Miriam is adamant they didn’t really want to leave Raglan, where they’d met and married more than three decades earlier, but says it ultimately became necessary. Peter had health problems that made breathing difficult because of the altitude there on the foothills of Mt Karioi, she explains.
“But we loved what we had created,” she told the Chronicle of the Wagon Cabins back then. They’d established 20-odd basic railway cabooses – most of which are still in place today – on site as alternative surfer accommodation.
And ‘Lonely Planet’ travel guide had given the funky cabins such a good write-up that the couple had backpacking surfers coming to stay from near and far at a time when bunkrooms in hostels were the norm.
“We loved meeting people from all over the world,” Miriam enthuses.
The couple also relished their involvement in the local community as stalwarts of Raglan Surf Life Saving Club where Peter was president for 10 years and Miriam both secretary and a master instructor at a time, she says proudly, when there were only six in the country.
The club had an average of four lifeguards back in the late 80s when Miriam set about training up her own teens and others in the community, she recalls. That increased during their time in surf lifesaving to about 40 “clubbies”, many of whom she and Peter still have contact with today.
“We spent a lot of time with the lifeguards,” Miriam says, instigating swimming training once a week at the pools in Hamilton and putting on barbecues Friday and Saturday nights around the spa of their home with its 85-miles of coastline views.
Peter was a panelbeater in town but “his spare-time job was rescues out-of-season in the rubber boat,” Miriam adds.
Miriam was also busy with the local Scouting organisation in Cliff Street, and worked too as a Raglan agent for Waikato Real Estate.
It was a good lifestyle and when the Dixons had to sell up to “drive over the hill”, as Miriam puts it, they were particularly pleased it was to local couple Phil McCabe and Bernadette Gavin, who still own it today and have developed what Miriam and Peter started.

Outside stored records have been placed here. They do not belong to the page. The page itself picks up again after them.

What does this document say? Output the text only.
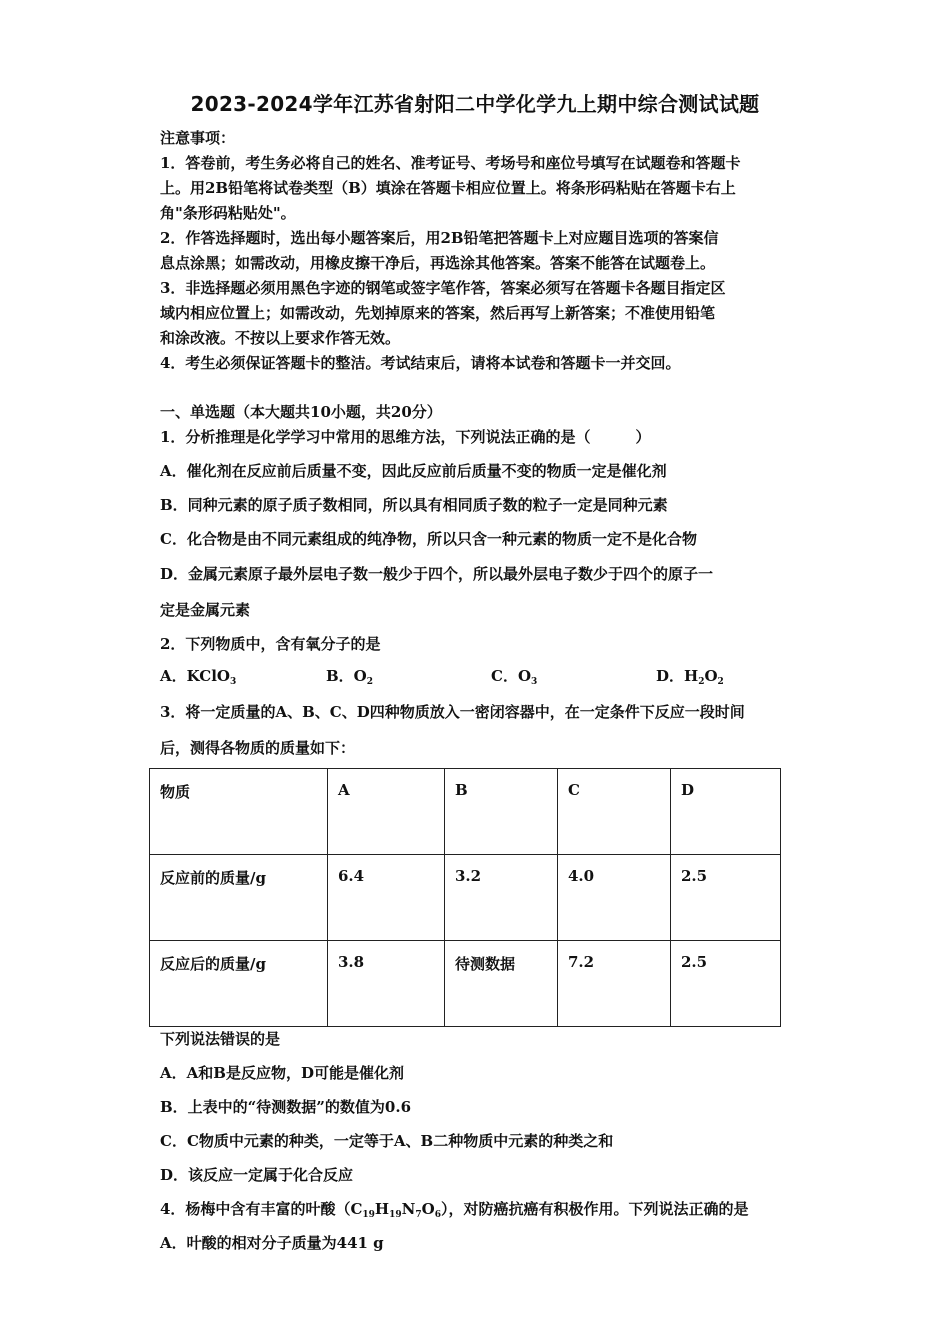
2023-2024学年江苏省射阳二中学化学九上期中综合测试试题
注意事项：
1．答卷前，考生务必将自己的姓名、准考证号、考场号和座位号填写在试题卷和答题卡
上。用2B铅笔将试卷类型（B）填涂在答题卡相应位置上。将条形码粘贴在答题卡右上
角"条形码粘贴处"。
2．作答选择题时，选出每小题答案后，用2B铅笔把答题卡上对应题目选项的答案信
息点涂黑；如需改动，用橡皮擦干净后，再选涂其他答案。答案不能答在试题卷上。
3．非选择题必须用黑色字迹的钢笔或签字笔作答，答案必须写在答题卡各题目指定区
域内相应位置上；如需改动，先划掉原来的答案，然后再写上新答案；不准使用铅笔
和涂改液。不按以上要求作答无效。
4．考生必须保证答题卡的整洁。考试结束后，请将本试卷和答题卡一并交回。
一、单选题（本大题共10小题，共20分）
1．分析推理是化学学习中常用的思维方法，下列说法正确的是（　　　）
A．催化剂在反应前后质量不变，因此反应前后质量不变的物质一定是催化剂
B．同种元素的原子质子数相同，所以具有相同质子数的粒子一定是同种元素
C．化合物是由不同元素组成的纯净物，所以只含一种元素的物质一定不是化合物
D．金属元素原子最外层电子数一般少于四个，所以最外层电子数少于四个的原子一
定是金属元素
2．下列物质中，含有氧分子的是
A．KClO$_3$	B．$O_2$	C．$O_3$	D．$H_2O_2$
3．将一定质量的A、B、C、D四种物质放入一密闭容器中，在一定条件下反应一段时间
后，测得各物质的质量如下：
物质	A	B	C	D
反应前的质量/g	6.4	3.2	4.0	2.5
反应后的质量/g	3.8	待测数据	7.2	2.5
下列说法错误的是
A．A和B是反应物，D可能是催化剂
B．上表中的“待测数据”的数值为0.6
C．C物质中元素的种类，一定等于A、B二种物质中元素的种类之和
D．该反应一定属于化合反应
4．杨梅中含有丰富的叶酸$(C_{19}H_{19}N_7O_6)$，对防癌抗癌有积极作用。下列说法正确的是
A．叶酸的相对分子质量为441 g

“It’s a magic place,” says Miriam of the 10-acre property, “and they were the perfect people (to take over).
“I still look at Raglan hills and see the sunset, just not the ocean,” she consoles herself of their 18 acres on Howden Road, a stone’s throw from the popular Taitua Arboretum.
Despite now being grandparents in their early 70s the Dixons are as busy as ever thanks largely to ‘Karisma Animal Companions’, a thriving business breeding alpacas for lifestylers. They started with four females and now have a herd of 110 alpacas – including champion stud Karaka – in an array of colours from black and chocolate brown through to grey, fawn and white.
“They’re such awesome animals,” says Miriam. “They’re addictive.”
Miriam also makes garments from their own alpaca fleece – felting it herself, and working with a small knitwear team. She sells the handcrafted garments at Pirongia’s monthly market.
The couple who met as teenagers on the beach while holidaying at Raglan have now been married more than 50 years, and say they still make a trip back once or twice a year.
Peter, a bearded bear of a man who unsurprisingly once played Santa in town – in a gig pulled by a Timor pony – sums up their affection for Raglan. “It’s an awesome place,” he says somewhat wistfully.